There-in lies the root hypocrisy of the whole reformulated gas thing. When
cars had carburators and no feed-back from an O2 sensor, reformulated gas
made some sense. It also may help for that lawnmower you run a screaming 30
min/week, the motorcycle that gets ridden 3K/yr and the boat that
accumulates 50 hr/yr (if you're lucky), but your car doesn't care. The O2
sensor says "more fuel" and the FI happily complies, reducing your mileage
5-10% and pouring out more fractions that cause smog but don't produce any
power.
The politics of the deal revolve around Governer's wives on the board of the
oil companies selling MTBE and Presidents that want to please the farmers in
the midwest who happened to vote for them. Science and sense have no
application in this application.
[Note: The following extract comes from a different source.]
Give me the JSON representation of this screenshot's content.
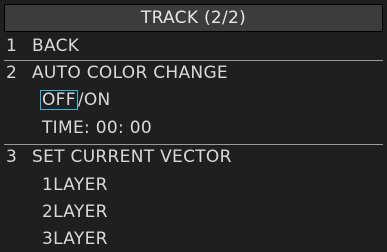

Money prevails and consumers aren't
informed enough or organized enough to have an impact in the forum where the
decisions are made.
Guess why our younger generation is turned off to politics.
Mike A,
96 Impala SS (the taxi driver)
----- Original Message -----
From: Michael R. Clements <mrclem@telocity.com>
To: David Rowney <daver@uclink4.berkeley.edu>; <ba-autox@autox.team.net>
Sent: Monday, July 30, 2001 10:33 AM
Subject: RE: 91 octane gas
>
>
> On the surface it would seem counterproductive, as all else being equal
> (though it usually is) 3.5% less fuel economy would mean roughly 3.5% more
> pollution. Their own tests confirm this:
>
> http://www.chevron.com/prodserv/fuels/bulletin/oxy%2Dfuel/cfuelecn.shtml
>
> Why oh why would somebody who wants to make air cleaner, require gasoline
> formulations with lower fuel economy? Perhaps the pollution generated is
> chemically different as to be less harmful to the environment? But doesn't
> the car's EFI compensate and simply run a richer mixture? That would seem
to
> undermine the entire purpose of the oxygenated fuel.